Objective:
To determine whether information in medical and pharmacy claims data can predict, at the time of prescribing the first antiepileptic drug (AED), which patients with epilepsy will become resistant to AEDs.
Method:
We analyzed longitudinal claims data from 1,376,756 patients with epilepsy from 2006 to 2015. Of these, 582,258 satisfied all inclusion criteria; 49,916 were ultimately AED resistant, operationally defined as a patient with claims filed for at least 4 distinct AEDs. We constructed 1,270 candidate predictors (“features”) reflecting demographics, comorbidities, medications, procedures, epilepsy status, and payer status to characterize the cohort. On the training dataset (528,640 patients) we performed ANOVA F-value tests to select predictive features and trained several prediction algorithms, including logistic regression, support vector machines (SVM), and random forests. A model with only age and gender was used as a benchmark model.
Results:
On a held-out test set (53,618 patients), the best model achieves an area under the receiver operating characteristic (ROC) curve (AUC) [95% CI] of 0.753 [0.747, 0.759], compared to 0.664 [0.658, 0.671] for the benchmark model. Moreover, predicted probabilities for drug resistance closely match the observed frequencies.

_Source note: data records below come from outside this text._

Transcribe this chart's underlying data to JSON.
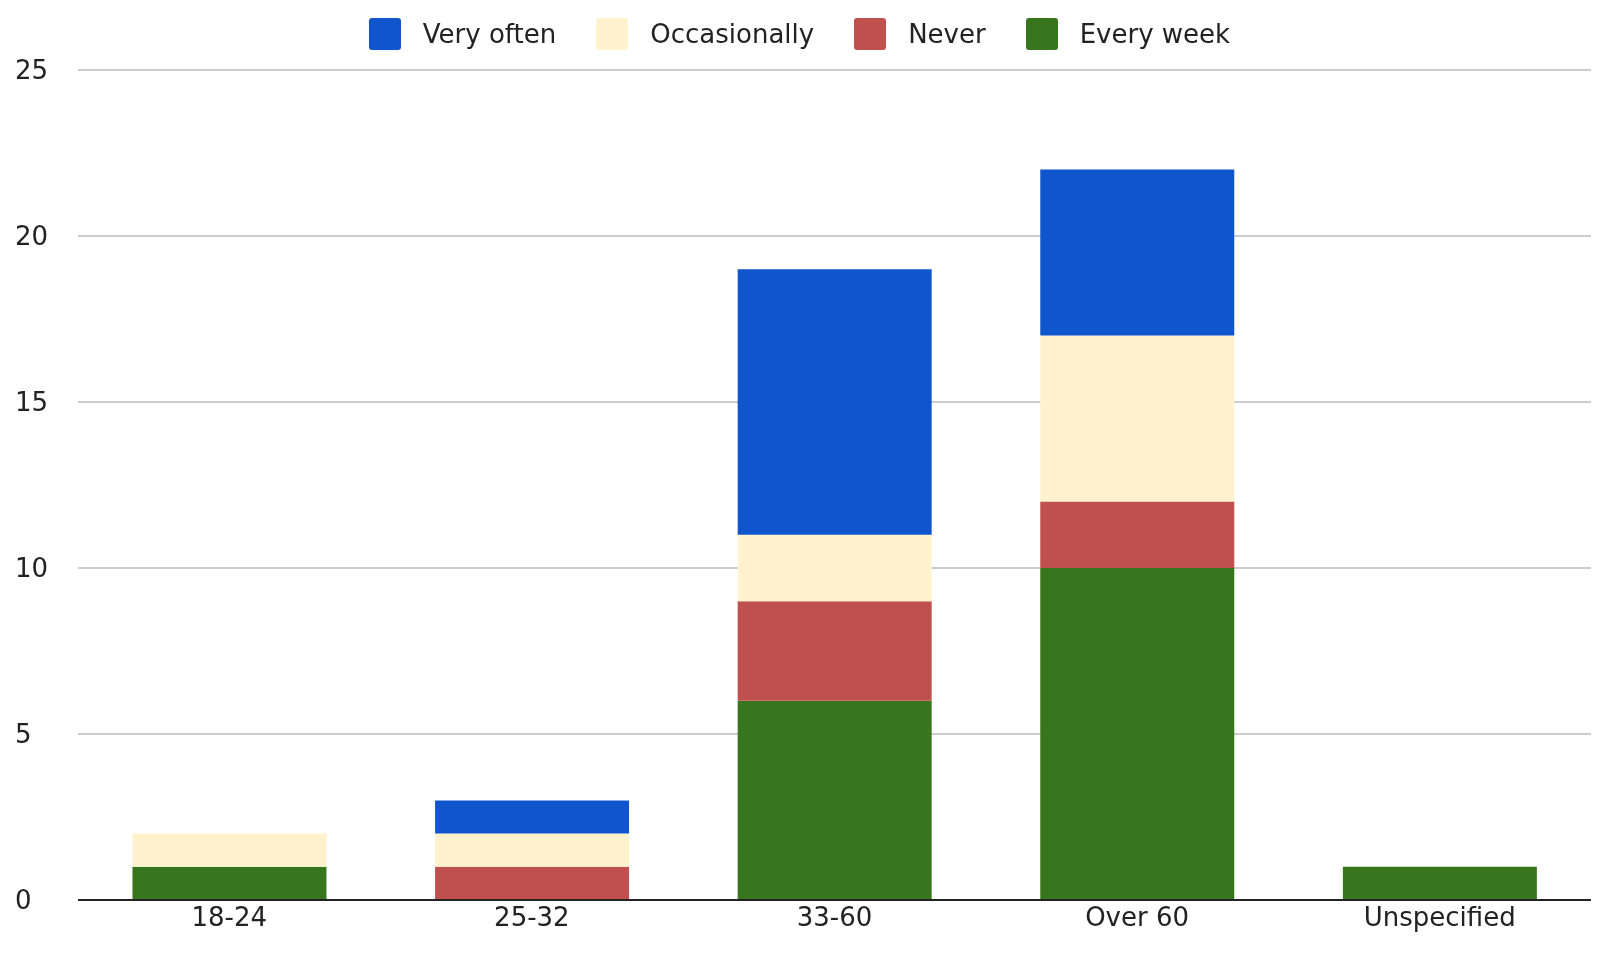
{
  "chart_data": {
    "type": "bar",
    "stacked": true,
    "categories": [
      "18-24",
      "25-32",
      "33-60",
      "Over 60",
      "Unspecified"
    ],
    "series": [
      {
        "name": "Every week",
        "color": "#38761d",
        "values": [
          1,
          0,
          6,
          10,
          1
        ]
      },
      {
        "name": "Never",
        "color": "#c0504d",
        "values": [
          0,
          1,
          3,
          2,
          0
        ]
      },
      {
        "name": "Occasionally",
        "color": "#fff2cc",
        "values": [
          1,
          1,
          2,
          5,
          0
        ]
      },
      {
        "name": "Very often",
        "color": "#1155cc",
        "values": [
          0,
          1,
          8,
          5,
          0
        ]
      }
    ],
    "ylim": [
      0,
      25
    ],
    "yticks": [
      0,
      5,
      10,
      15,
      20,
      25
    ],
    "grid": "y",
    "legend": "top"
  }
}
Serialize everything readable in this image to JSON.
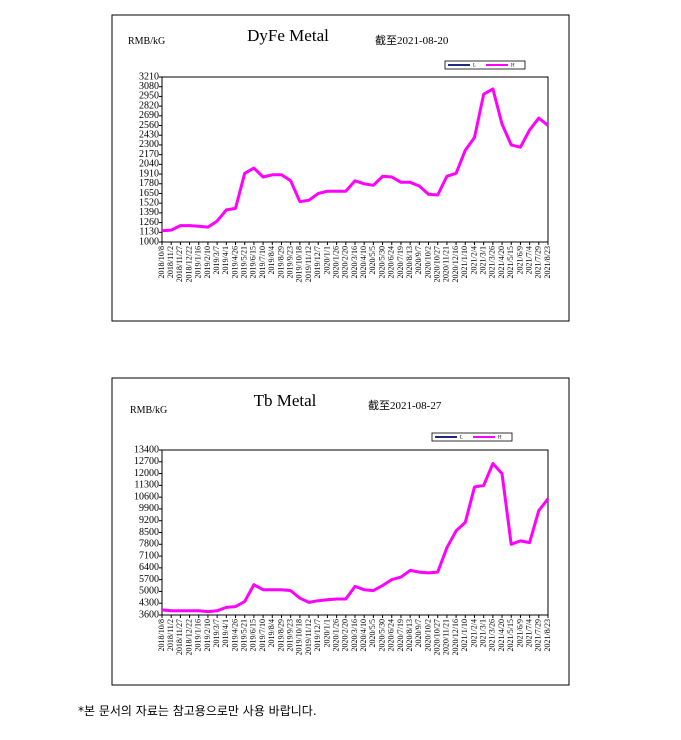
{
  "chart_data": [
    {
      "type": "line",
      "ylabel": "RMB/kG",
      "title": "DyFe Metal",
      "subtitle": "截至2021-08-20",
      "categories": [
        "2018/10/8",
        "2018/11/2",
        "2018/11/27",
        "2018/12/22",
        "2019/1/16",
        "2019/2/10",
        "2019/3/7",
        "2019/4/1",
        "2019/4/26",
        "2019/5/21",
        "2019/6/15",
        "2019/7/10",
        "2019/8/4",
        "2019/8/29",
        "2019/9/23",
        "2019/10/18",
        "2019/11/12",
        "2019/12/7",
        "2020/1/1",
        "2020/1/26",
        "2020/2/20",
        "2020/3/16",
        "2020/4/10",
        "2020/5/5",
        "2020/5/30",
        "2020/6/24",
        "2020/7/19",
        "2020/8/13",
        "2020/9/7",
        "2020/10/2",
        "2020/10/27",
        "2020/11/21",
        "2020/12/16",
        "2021/1/10",
        "2021/2/4",
        "2021/3/1",
        "2021/3/26",
        "2021/4/20",
        "2021/5/15",
        "2021/6/9",
        "2021/7/4",
        "2021/7/29",
        "2021/8/23"
      ],
      "series": [
        {
          "name": "L",
          "color": "#1f2a7a",
          "values": [
            1150,
            1160,
            1220,
            1220,
            1210,
            1200,
            1280,
            1430,
            1450,
            1920,
            1990,
            1870,
            1900,
            1900,
            1820,
            1540,
            1560,
            1650,
            1680,
            1680,
            1680,
            1820,
            1780,
            1760,
            1880,
            1870,
            1800,
            1800,
            1750,
            1640,
            1630,
            1880,
            1920,
            2230,
            2400,
            2980,
            3050,
            2580,
            2300,
            2270,
            2500,
            2660,
            2560
          ]
        },
        {
          "name": "H",
          "color": "#ff00ff",
          "values": [
            1150,
            1160,
            1220,
            1220,
            1210,
            1200,
            1280,
            1430,
            1450,
            1920,
            1990,
            1870,
            1900,
            1900,
            1820,
            1540,
            1560,
            1650,
            1680,
            1680,
            1680,
            1820,
            1780,
            1760,
            1880,
            1870,
            1800,
            1800,
            1750,
            1640,
            1630,
            1880,
            1920,
            2230,
            2400,
            2980,
            3050,
            2580,
            2300,
            2270,
            2500,
            2660,
            2560
          ]
        }
      ],
      "ylim": [
        1000,
        3210
      ],
      "yticks": [
        1000,
        1130,
        1260,
        1390,
        1520,
        1650,
        1780,
        1910,
        2040,
        2170,
        2300,
        2430,
        2560,
        2690,
        2820,
        2950,
        3080,
        3210
      ],
      "grid": false,
      "legend": "top-right"
    },
    {
      "type": "line",
      "ylabel": "RMB/kG",
      "title": "Tb Metal",
      "subtitle": "截至2021-08-27",
      "categories": [
        "2018/10/8",
        "2018/11/2",
        "2018/11/27",
        "2018/12/22",
        "2019/1/16",
        "2019/2/10",
        "2019/3/7",
        "2019/4/1",
        "2019/4/26",
        "2019/5/21",
        "2019/6/15",
        "2019/7/10",
        "2019/8/4",
        "2019/8/29",
        "2019/9/23",
        "2019/10/18",
        "2019/11/12",
        "2019/12/7",
        "2020/1/1",
        "2020/1/26",
        "2020/2/20",
        "2020/3/16",
        "2020/4/10",
        "2020/5/5",
        "2020/5/30",
        "2020/6/24",
        "2020/7/19",
        "2020/8/13",
        "2020/9/7",
        "2020/10/2",
        "2020/10/27",
        "2020/11/21",
        "2020/12/16",
        "2021/1/10",
        "2021/2/4",
        "2021/3/1",
        "2021/3/26",
        "2021/4/20",
        "2021/5/15",
        "2021/6/9",
        "2021/7/4",
        "2021/7/29",
        "2021/8/23"
      ],
      "series": [
        {
          "name": "L",
          "color": "#1f2a7a",
          "values": [
            3900,
            3850,
            3850,
            3850,
            3850,
            3800,
            3850,
            4050,
            4100,
            4400,
            5400,
            5100,
            5100,
            5100,
            5050,
            4600,
            4350,
            4450,
            4500,
            4550,
            4550,
            5300,
            5100,
            5050,
            5350,
            5700,
            5850,
            6250,
            6150,
            6100,
            6150,
            7600,
            8600,
            9100,
            11200,
            11300,
            12600,
            12000,
            7800,
            8000,
            7900,
            9800,
            10500
          ]
        },
        {
          "name": "H",
          "color": "#ff00ff",
          "values": [
            3900,
            3850,
            3850,
            3850,
            3850,
            3800,
            3850,
            4050,
            4100,
            4400,
            5400,
            5100,
            5100,
            5100,
            5050,
            4600,
            4350,
            4450,
            4500,
            4550,
            4550,
            5300,
            5100,
            5050,
            5350,
            5700,
            5850,
            6250,
            6150,
            6100,
            6150,
            7600,
            8600,
            9100,
            11200,
            11300,
            12600,
            12000,
            7800,
            8000,
            7900,
            9800,
            10500
          ]
        }
      ],
      "ylim": [
        3600,
        13400
      ],
      "yticks": [
        3600,
        4300,
        5000,
        5700,
        6400,
        7100,
        7800,
        8500,
        9200,
        9900,
        10600,
        11300,
        12000,
        12700,
        13400
      ],
      "grid": false,
      "legend": "top-right"
    }
  ],
  "footnote": "*본 문서의 자료는 참고용으로만 사용 바랍니다."
}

Compared to waiting for 2 AED failures, our model predicts drug resistance on average 2.25 years earlier.
Conclusion:
Predictive models created from large claims data using machine learning methods can accurately predict which patients with epilepsy will prove drug resistant at the time of prescribing the first AED. The ability to predict refractoriness may help patients consider alternative therapies earlier in the course of their epilepsy.